The mailed FIT intervention includes HQP Hub-based coordination of the delivery of centralized mailed FIT to patients served by individual CHCs-spokes and a standardized telephone-based care coordination strategy delivered by CHCs for abnormal FIT follow-up. A third party vendor delivers mailed FIT packages annually to patients from the three participating CHCs systems (approximately 1,250 from each CHC systems) as well as reminders (via automated calls and text messages). The mailed FIT approach follows Centers for Disease Control-recommended best practices for mailed FIT outreach(30). Specifically, a mailed primer is sent 2 weeks prior to the intervention package to “prime” the participant. The package includes (See Supplementary Appendix) a 1) FIT kit with instructions in English and Spanish for completion, 2) one-page invitation letter inviting FIT completion, which includes contact information for questions and the option to opt out of the interventions, and 3) postage-paid envelope for return of the FIT kit. The brand of FIT kit matches the FIT kit covered by the patient’s insurance and contracted lab of the health center. In addition, since the intervention was initiated in the same year as the onset of the COVID-19 pandemic, a COVID-19 messaging card is included to address possible concerns for FIT completion due to the pandemic, which is part of the San Diego ACCSIS pandemic adaptations (31). While the intervention was completely mail- and remote-based, thus suitable for this time, a COVID-19 messaging card instructed patients that they were due for cancer screening, and reinforced the importance of regular cancer screening, even in absence of signs of symptoms, and that this cancer screening could be done safely from home. Invitations and return address are matched to the patient’s health center. Previously tested reminders to complete FIT were updated based on National Colorectal Cancer Roundtable (NCCRT) strategies(32). For non-compliant individuals (i.e., individuals who do not return a completed mailed FIT), “automated” reminder phone calls and text messages are delivered beginning 3 weeks after the initial mailing, which has been shown to be effective(33). In subsequent intervention years two and three, mailed FIT will continue to be offered to patients who completed prior mailed FIT with normal test results, as well as patients not up-to-date with screening.

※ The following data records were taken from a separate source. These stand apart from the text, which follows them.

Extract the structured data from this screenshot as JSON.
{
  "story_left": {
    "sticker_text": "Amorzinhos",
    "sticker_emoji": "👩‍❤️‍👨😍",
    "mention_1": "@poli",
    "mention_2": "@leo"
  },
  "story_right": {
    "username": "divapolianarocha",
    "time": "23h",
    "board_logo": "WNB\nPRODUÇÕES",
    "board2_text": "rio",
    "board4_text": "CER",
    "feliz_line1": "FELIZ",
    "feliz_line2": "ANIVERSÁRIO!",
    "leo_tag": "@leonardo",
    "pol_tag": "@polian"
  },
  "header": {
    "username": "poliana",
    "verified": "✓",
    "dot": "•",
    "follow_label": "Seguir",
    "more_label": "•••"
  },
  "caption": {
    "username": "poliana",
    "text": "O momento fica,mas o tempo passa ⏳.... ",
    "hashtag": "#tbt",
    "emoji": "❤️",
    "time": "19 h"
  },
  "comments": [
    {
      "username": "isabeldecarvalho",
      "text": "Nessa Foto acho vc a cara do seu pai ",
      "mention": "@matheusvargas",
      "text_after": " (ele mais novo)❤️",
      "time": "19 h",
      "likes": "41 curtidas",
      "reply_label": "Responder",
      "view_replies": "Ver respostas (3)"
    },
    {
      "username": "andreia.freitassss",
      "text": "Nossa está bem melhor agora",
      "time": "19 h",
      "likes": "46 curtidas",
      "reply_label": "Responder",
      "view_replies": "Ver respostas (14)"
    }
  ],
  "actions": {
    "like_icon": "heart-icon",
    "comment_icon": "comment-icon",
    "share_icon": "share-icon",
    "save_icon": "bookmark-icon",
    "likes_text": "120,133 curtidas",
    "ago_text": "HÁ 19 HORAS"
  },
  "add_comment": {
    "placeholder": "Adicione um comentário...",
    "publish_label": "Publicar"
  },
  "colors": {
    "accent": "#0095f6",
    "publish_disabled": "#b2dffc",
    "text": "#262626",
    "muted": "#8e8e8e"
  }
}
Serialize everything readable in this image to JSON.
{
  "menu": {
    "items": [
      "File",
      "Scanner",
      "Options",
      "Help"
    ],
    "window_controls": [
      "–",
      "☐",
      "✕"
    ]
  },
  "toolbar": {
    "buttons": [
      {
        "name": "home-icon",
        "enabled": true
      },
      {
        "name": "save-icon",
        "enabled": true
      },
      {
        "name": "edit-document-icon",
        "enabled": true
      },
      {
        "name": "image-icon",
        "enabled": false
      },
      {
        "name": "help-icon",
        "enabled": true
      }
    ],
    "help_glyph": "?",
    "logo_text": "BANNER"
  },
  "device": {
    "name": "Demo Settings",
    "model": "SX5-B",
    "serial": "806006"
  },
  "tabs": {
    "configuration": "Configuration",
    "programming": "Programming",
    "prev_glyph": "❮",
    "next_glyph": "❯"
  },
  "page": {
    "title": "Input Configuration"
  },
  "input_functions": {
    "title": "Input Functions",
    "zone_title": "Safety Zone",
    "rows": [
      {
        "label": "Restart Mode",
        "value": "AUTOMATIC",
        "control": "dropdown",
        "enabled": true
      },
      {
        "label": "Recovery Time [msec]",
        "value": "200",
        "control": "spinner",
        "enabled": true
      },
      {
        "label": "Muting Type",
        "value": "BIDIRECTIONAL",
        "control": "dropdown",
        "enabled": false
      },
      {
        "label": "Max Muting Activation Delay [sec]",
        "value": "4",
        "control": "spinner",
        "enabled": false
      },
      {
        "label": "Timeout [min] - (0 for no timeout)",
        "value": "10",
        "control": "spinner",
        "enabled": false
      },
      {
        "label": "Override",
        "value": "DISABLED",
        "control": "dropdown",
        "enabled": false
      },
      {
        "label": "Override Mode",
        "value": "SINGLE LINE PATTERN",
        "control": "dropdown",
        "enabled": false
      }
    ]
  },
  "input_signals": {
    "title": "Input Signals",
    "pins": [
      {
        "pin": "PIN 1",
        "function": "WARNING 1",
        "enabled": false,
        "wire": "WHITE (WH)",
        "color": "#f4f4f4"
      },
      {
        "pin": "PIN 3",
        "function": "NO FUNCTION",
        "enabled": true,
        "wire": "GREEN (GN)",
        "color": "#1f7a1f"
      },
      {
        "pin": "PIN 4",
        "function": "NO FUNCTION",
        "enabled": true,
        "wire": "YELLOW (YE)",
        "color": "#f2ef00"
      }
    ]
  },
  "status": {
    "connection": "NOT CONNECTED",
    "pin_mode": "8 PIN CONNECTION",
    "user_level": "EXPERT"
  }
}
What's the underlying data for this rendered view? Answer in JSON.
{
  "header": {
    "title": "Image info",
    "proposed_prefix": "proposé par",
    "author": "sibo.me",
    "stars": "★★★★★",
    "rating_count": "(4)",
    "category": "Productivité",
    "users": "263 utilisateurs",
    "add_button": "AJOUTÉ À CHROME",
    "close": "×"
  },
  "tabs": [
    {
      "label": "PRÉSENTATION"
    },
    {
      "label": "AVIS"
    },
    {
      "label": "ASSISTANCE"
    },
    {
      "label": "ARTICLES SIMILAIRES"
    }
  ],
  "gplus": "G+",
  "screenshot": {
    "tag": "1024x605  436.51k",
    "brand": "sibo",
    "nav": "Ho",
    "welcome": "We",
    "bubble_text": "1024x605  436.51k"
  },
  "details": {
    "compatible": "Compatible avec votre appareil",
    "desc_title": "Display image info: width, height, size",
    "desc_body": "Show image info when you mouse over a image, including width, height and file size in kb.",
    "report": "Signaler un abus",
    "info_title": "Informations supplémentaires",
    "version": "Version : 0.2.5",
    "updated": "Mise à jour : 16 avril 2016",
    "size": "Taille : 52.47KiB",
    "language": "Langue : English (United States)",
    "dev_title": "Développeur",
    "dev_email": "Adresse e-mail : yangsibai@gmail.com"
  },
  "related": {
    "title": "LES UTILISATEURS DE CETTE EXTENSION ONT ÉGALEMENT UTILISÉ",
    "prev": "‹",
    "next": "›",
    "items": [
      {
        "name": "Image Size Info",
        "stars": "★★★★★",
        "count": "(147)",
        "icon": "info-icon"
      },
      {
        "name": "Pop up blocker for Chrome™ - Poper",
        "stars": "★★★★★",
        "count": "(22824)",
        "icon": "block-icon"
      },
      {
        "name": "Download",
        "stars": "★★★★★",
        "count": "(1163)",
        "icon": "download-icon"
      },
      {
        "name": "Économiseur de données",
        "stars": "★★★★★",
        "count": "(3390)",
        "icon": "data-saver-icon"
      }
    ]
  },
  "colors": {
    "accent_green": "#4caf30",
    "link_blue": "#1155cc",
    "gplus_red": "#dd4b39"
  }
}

2.6.2. Abnormal FIT follow-up

In intervention clinics, bilingual care coordinators were trained to implement best follow-up practices for individuals who have an abnormal FIT test during the observation period. FIT test results are populated in the EHR and available to the Hub and the Spokes. A standard protocol was implemented for phone-based patient navigation, which was developed and is coordinated by the Hub and implemented by the Spokes for: a) patients with usual care abnormal FIT in intervention clinics and b) all patients with abnormal FIT resulting from mailed outreach. Table 2 describes the key steps and intervention activities for patient navigation to facilitate colonoscopy completion following an abnormal FIT. These include procedures that we have used in prior and ongoing studies taking place in the Spoke CHC clinics, as well as previously reported best practices for promoting colonoscopy completion after abnormal FIT (18, 3436).

Table 2.

Summary of standardized protocol for promoting colonoscopy follow up after abnormal FIT

Checklist Step Intervention Activities
Identification of individuals with abnormal FIT EHR queries identify patients with abnormal FIT in need of diagnostic colonoscopy; these patients are flagged for entry into an abnormal FIT registry.
Results review and colonoscopy order by provider If not documented, 5 business days after FIT results are available, navigator reminds provider to review results and/or order colonoscopy.
Results reporting to patient Once colonoscopy is ordered, navigator calls patients. Using a standardized script, results are explained, and 2 options are offered: 1) primary care visit (within 2 weeks) to review results; or 2) a telephone follow-up to facilitate next steps for pre-colonoscopy scheduling following insurance approval.
Insurance approval for colonoscopy Navigator works with referral coordinators to obtain approval and any additional information required from patient.
Colonoscopy scheduling Once insurance is approved, navigator provides patient with information for pre-colonoscopy visit scheduling and addresses any barriers to scheduling
Bowel preparation & Colonoscopy completion Navigator obtains colonoscopy date & provides reminders to patient about bowel preparation & colonoscopy process. Navigator uses motivational interviewing techniques and other strategies to address barriers and concerns.
Colonoscopy results provided to patient and CHC 3 weeks after scheduled colonoscopy, navigator monitors chart to ensure that colonoscopy results have been provided to the patient and their CHC primary care provider.
Referral-to-Care for patients with CRC (if necessary) For the rare patient with CRC, navigator ensures primary care provider has completed referral to surgeon and/or oncologist, facilitates, verifies patient insurance, helps schedule 1st specialty clinic visit. Formal navigation ends after 1s visit is completed but navigator is available as patient resource.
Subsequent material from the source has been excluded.